11 L’ouvrage de Maurer dérange par un autre aspect. Sa critique d’une supposée disparition de la dimension linguistique ne s’appuie que sur la lecture (ou en tout cas sur la citation) de quelques études de référence, dont celles de Starkey (2002) et de Lenz et Berthele (2010), dont il tire de longs extraits qu’il ne commente que brièvement. On se demande ici, encore une fois, où est la réalité du terrain scolaire, français par exemple, puisque l’auteur prend appui sur celui-ci pour construire son propos. Maurer, avec l’appui sans réserve de Puren (2012), critique la multiplicité de ces études de références, publiées par des experts du Conseil de l’Europe, dont ils mettent tous les deux en cause la légitimité scientifique. L’erreur n’est-elle pas plutôt de prendre ces études pour argent comptant, de supposer qu’elles ont un impact significatif dans les décisions des états de l’Union en matière d’éducation ? Dire, par exemple, que le projet plurilingue européen accentue, « au sommet, des compétences cognitives » et qu’« en bas, minorées et à peine mentionnées [se trouvent] les compétences linguistiques » (Maurer, p. 31) relève soit de l’erreur grossière d’interprétation des principes de l’éducation plurilingue, soit de la mauvaise foi. Toute aussi imaginaire me semble être l’affirmation (p. 45-46) que la formation des enseignants serait en passe de se tourner vers l’éducation plurilingue et interculturelle. Il suffira à tout un chacun de relire les rapports, anciens et nouveaux, des concours de recrutement des enseignants du secondaire en France. Au mieux, l’approche plurilingue et interculturelle n’est que très succinctement abordée dans quelques masters en éducation actuels, et encore, ceux orientés vers l’enseignement primaire.

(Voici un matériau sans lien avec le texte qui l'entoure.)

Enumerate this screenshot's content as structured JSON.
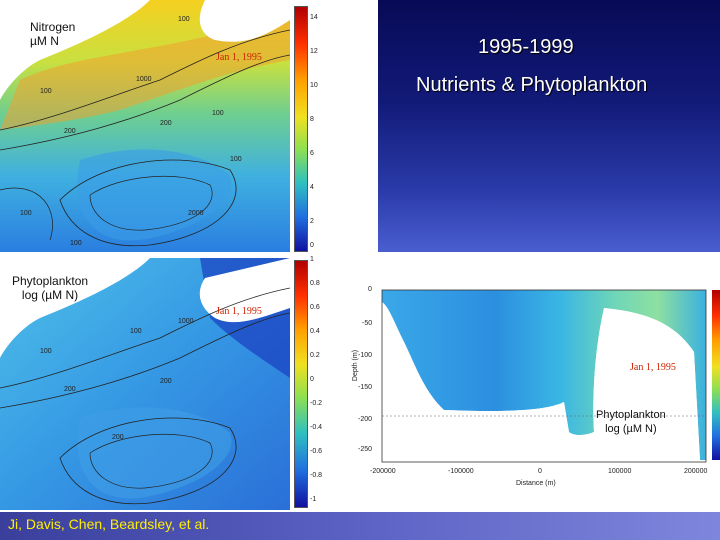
{
  "title": {
    "years": "1995-1999",
    "subtitle": "Nutrients & Phytoplankton"
  },
  "credit": "Ji, Davis, Chen, Beardsley, et al.",
  "nitrogen_map": {
    "label_line1": "Nitrogen",
    "label_line2": "µM N",
    "date": "Jan 1, 1995",
    "colorbar_ticks": [
      "14",
      "12",
      "10",
      "8",
      "6",
      "4",
      "2",
      "0"
    ],
    "contours": [
      "100",
      "100",
      "200",
      "200",
      "100",
      "1000",
      "100",
      "100",
      "2000",
      "100"
    ]
  },
  "phyto_map": {
    "label_line1": "Phytoplankton",
    "label_line2": "log (µM N)",
    "date": "Jan 1, 1995",
    "colorbar_ticks": [
      "1",
      "0.8",
      "0.6",
      "0.4",
      "0.2",
      "0",
      "-0.2",
      "-0.4",
      "-0.6",
      "-0.8",
      "-1"
    ],
    "contours": [
      "100",
      "100",
      "200",
      "200",
      "200",
      "1000"
    ]
  },
  "section": {
    "label_line1": "Phytoplankton",
    "label_line2": "log (µM N)",
    "date": "Jan 1, 1995",
    "ylabel": "Depth (m)",
    "xlabel": "Distance (m)",
    "y_ticks": [
      "0",
      "-50",
      "-100",
      "-150",
      "-200",
      "-250"
    ],
    "x_ticks": [
      "-200000",
      "-100000",
      "0",
      "100000",
      "200000"
    ]
  },
  "colors": {
    "accent_text": "#ffee00",
    "date_text": "#cc2200"
  }
}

2) L’éducation plurilingue et interculturelle comme doctrine

12 J’ai dit que Bruno Maurer admettait l’intérêt de ces approches, tout en leur reprochant d’être au service de la diffusion d’une idéologie néolibérale européenne dont les effets seraient de faire peu à peu disparaître le rôle de l’école, de marchandiser les cours de langues, de transformer la profession des enseignants (p. 31-37). Il est soutenu en cela par C. Puren (2012) et P. Frath (2012). Certes, il est vrai que les échelles de compétences (de A1 à C2) proposées par le Cadre européen ont créé une niche pour les organismes privés de formation et d’évaluation et pour les concepteurs de cours de langues, mais il ne me semble pas que la pédagogie des langues ait attendu les réflexions des experts du Conseil de l’Europe pour initier sa marchandisation. Le Goethe Institut, vénérable institution de promotion de la langue allemande, propose ses certifications depuis des décennies et c’est dans les années 1960, l’Educational Testing Service (ETS), organisme privé américain, a créé le célèbre TOEFL. La langue comme objet de marché et de commerce n’est donc pas chose nouvelle (cf. Delamotte 1999 et la postface que lui offre Louis Porcher).

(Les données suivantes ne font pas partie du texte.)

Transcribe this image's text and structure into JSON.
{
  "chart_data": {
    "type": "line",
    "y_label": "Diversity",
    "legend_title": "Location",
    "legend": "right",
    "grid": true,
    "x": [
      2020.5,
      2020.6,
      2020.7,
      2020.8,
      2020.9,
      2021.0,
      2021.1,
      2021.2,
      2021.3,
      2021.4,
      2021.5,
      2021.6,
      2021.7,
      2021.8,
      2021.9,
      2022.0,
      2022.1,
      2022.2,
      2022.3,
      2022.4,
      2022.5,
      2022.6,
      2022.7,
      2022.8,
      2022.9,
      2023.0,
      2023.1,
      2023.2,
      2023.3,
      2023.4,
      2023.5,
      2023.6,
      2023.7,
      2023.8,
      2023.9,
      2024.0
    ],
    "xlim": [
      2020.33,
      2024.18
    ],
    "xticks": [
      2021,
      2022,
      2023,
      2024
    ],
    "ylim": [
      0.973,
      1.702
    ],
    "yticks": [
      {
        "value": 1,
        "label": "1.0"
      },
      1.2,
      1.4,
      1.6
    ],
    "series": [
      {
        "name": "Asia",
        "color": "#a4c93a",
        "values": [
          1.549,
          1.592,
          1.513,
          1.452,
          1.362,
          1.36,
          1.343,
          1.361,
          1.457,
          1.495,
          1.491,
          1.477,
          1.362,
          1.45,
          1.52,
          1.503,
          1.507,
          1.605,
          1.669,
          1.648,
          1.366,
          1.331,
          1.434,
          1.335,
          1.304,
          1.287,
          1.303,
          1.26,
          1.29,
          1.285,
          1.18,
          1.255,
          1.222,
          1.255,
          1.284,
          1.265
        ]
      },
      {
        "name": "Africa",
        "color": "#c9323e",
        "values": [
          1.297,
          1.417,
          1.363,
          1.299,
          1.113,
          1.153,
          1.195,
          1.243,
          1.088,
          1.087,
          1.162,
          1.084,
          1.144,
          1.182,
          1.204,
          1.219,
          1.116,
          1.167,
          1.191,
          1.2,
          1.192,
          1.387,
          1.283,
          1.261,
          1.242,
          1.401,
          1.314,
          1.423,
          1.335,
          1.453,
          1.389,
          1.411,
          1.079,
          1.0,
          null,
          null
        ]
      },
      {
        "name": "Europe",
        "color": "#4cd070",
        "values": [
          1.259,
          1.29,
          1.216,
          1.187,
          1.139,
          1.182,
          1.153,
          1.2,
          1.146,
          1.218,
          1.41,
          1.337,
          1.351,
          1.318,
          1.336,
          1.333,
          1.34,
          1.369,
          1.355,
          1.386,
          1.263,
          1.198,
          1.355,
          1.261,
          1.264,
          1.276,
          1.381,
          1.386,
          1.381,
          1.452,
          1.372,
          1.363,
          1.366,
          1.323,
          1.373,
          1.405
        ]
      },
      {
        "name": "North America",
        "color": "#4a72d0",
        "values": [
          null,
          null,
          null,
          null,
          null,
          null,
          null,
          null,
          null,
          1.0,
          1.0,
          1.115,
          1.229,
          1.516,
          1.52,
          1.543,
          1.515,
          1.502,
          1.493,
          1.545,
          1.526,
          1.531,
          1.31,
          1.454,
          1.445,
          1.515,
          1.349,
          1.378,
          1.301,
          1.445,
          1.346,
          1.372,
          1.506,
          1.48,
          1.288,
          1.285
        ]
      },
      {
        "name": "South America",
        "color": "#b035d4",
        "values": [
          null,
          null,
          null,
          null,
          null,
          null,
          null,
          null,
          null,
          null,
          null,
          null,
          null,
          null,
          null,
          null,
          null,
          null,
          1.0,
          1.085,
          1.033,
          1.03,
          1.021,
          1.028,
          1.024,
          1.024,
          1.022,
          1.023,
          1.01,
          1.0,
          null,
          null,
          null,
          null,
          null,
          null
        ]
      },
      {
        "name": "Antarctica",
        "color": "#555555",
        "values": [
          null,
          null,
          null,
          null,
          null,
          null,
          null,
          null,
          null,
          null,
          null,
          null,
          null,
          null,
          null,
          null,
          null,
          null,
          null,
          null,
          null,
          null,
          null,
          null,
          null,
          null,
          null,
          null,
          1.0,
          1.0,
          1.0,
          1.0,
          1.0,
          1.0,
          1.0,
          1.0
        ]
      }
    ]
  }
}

13 Mais je reconnais volontiers ici que quelques arguments et craintes de l’auteur sont parfois pertinents, notamment sa critique du principe de l’apprentissage hors l’école ou tout au long de la vie, qui, au mieux, ressortit de l’utopie pédagogique, ou au pire place les élèves de familles défavorisées en position de désavantage face à l’accès à ces supposés services éducatifs.

14 L’ouvrage de Maurer a des intentions idéologiques à peine masquées, s’intéressant finalement moins à la question de l’enseignement-apprentissage des langues et d’une supposée doctrine plurilingue qu’à la dénonciation d’une certaine vision libérale de l’éducation. Si ce positionnement politique est tout à fait légitime, ce qui l’est moins, c’est d’attribuer à la mouvance éducative promouvant un enseignement plurilingue et interculturel une possible complicité dans la genèse des dysfonctionnements du milieu scolaire : inégalité devant les apprentissages, disparition des enseignements linguistiques ou marchandisation des langues.

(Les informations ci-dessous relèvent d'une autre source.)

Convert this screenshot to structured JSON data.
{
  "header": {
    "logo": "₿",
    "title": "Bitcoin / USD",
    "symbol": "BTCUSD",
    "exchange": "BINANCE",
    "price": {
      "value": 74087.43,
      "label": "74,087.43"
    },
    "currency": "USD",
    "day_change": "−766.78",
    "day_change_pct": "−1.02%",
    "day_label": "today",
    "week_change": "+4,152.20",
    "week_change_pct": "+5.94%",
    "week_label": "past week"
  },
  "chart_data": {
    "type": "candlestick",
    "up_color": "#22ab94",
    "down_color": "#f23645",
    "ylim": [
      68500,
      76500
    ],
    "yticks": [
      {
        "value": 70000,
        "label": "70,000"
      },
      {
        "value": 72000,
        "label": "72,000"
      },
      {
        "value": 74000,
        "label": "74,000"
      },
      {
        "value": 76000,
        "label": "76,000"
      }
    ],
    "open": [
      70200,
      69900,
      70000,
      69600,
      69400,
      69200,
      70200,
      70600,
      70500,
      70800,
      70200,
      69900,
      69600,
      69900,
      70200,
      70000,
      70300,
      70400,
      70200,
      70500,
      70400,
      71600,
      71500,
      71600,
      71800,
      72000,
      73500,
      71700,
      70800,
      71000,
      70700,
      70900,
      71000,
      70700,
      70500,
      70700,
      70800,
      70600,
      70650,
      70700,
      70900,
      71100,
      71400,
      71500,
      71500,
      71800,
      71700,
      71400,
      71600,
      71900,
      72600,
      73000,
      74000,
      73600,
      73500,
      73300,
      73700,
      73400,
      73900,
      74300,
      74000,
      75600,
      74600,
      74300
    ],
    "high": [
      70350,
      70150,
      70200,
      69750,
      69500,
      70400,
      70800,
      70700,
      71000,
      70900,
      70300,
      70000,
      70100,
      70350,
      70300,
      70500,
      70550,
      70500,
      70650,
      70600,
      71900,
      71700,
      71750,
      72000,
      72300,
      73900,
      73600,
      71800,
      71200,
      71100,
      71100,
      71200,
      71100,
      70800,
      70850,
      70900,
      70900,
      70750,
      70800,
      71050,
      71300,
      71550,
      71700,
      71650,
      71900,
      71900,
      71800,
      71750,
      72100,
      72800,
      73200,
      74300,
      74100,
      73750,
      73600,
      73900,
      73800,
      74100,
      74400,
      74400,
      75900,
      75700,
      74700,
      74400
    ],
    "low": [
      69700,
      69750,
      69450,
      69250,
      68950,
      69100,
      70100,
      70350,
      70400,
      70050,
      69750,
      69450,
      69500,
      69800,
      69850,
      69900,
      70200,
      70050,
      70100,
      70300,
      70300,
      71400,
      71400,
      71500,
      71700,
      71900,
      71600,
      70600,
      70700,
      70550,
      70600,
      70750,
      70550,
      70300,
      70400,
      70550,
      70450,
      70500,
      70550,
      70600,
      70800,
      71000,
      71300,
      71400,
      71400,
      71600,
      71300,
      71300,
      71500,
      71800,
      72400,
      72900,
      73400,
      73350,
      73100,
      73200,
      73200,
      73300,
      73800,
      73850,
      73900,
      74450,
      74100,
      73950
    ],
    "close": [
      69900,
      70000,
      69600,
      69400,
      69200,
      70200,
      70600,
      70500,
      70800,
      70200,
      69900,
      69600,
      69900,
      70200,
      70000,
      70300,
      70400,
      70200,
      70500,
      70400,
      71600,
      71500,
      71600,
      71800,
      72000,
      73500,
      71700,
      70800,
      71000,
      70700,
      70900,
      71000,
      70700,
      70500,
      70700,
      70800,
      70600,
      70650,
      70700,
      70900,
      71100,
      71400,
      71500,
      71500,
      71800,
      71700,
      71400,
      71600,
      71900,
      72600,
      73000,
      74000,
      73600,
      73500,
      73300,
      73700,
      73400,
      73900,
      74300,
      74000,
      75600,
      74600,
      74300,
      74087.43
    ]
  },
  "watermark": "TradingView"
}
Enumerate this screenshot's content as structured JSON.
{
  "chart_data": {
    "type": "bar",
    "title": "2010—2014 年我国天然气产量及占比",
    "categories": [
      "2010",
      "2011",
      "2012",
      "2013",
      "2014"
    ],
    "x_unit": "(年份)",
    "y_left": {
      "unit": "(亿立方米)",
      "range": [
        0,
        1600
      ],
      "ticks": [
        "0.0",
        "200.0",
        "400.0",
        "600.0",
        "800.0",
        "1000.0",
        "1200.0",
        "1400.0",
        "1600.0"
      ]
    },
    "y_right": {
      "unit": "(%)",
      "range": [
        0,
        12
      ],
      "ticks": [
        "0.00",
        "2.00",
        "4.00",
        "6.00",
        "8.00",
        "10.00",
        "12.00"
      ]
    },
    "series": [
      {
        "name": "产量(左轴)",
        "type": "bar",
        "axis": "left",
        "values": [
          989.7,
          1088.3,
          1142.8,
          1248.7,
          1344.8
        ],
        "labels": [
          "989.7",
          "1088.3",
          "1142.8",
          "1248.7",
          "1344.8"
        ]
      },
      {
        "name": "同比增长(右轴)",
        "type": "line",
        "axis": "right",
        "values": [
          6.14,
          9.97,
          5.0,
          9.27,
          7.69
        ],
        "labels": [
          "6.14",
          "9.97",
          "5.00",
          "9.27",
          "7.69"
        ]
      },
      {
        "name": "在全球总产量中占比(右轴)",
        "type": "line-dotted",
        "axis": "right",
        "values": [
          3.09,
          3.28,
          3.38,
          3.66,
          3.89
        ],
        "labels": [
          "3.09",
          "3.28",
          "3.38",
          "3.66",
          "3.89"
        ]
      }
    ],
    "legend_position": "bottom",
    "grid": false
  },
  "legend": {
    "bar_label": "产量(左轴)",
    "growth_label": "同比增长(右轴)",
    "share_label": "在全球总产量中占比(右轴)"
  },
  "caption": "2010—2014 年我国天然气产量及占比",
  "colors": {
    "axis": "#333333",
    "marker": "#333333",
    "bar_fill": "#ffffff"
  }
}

15 D’autre part, l’ouvrage me paraît pécher sérieusement par le choix d’analyser la doctrine plurilingue et interculturelle en ne l’abordant que par le biais de quelques études de référence publiées par le Conseil de l’Europe, alors que bon nombre de chercheurs adoptent eux-mêmes des postures scientifiques, plus ou moins favorables, à ces démarches pédagogiques. Or, si l’auteur fait souvent des louanges aux écrits de Puren, qui expose lui aussi depuis longtemps ses doutes vis-à-vis des travaux européens en didactique des langues (cf. les écrits publiés sur son site internet), on serait en droit d’exiger en contrepartie des références aux travaux de D. Coste, de V. Castellotti, de M. Matthey, de M. Candelier, de N. Auger, de J. Billiez, de Ch. Perregaux, de D. Moore et de tant d’autres chercheurs, avec lesquels on peut ne pas être d’accord, mais dont on ne peut questionner la légitimité scientifique.

16 Au lieu de cela, l’auteur s’attaque à un discours qu’il qualifie de politiquement correct et débusque, un peu facilement, des propos d’un angélisme qui frise parfois le ridicule dans certains rapports ou études de référence du Conseil de l’Europe (cf. son analyse, p. 60-61, de Lenz et Berthele, 2010), dont on rappellera qu’elles sont la plupart du temps inconnues sur le terrain éducatif. Non seulement ceci ne fait pas avancer le débat, mais cela fait aussi regretter, dans cet ouvrage, l’absence de réflexions sur les concepts qu’il prétend mobiliser, tels que ceux d’interculturalité, de multiculturalité, de domination ou d’idéologie. Maurer ne s’approprie pas du tout ce champ critique. Par exemple, puisque l’auteur disserte en termes de domination, on souhaiterait entrer, au-delà de quelques relations de cause à effet supposées, dans la complexité sociologique des liens entre développement de la concurrence et d’une économie ultra-libéralisée et projet éducatif, plutôt que de lire une simple juxtaposition de phénomènes qui n’éclaire pas vraiment la construction d’une dynamique d’hégémonie ou de domination.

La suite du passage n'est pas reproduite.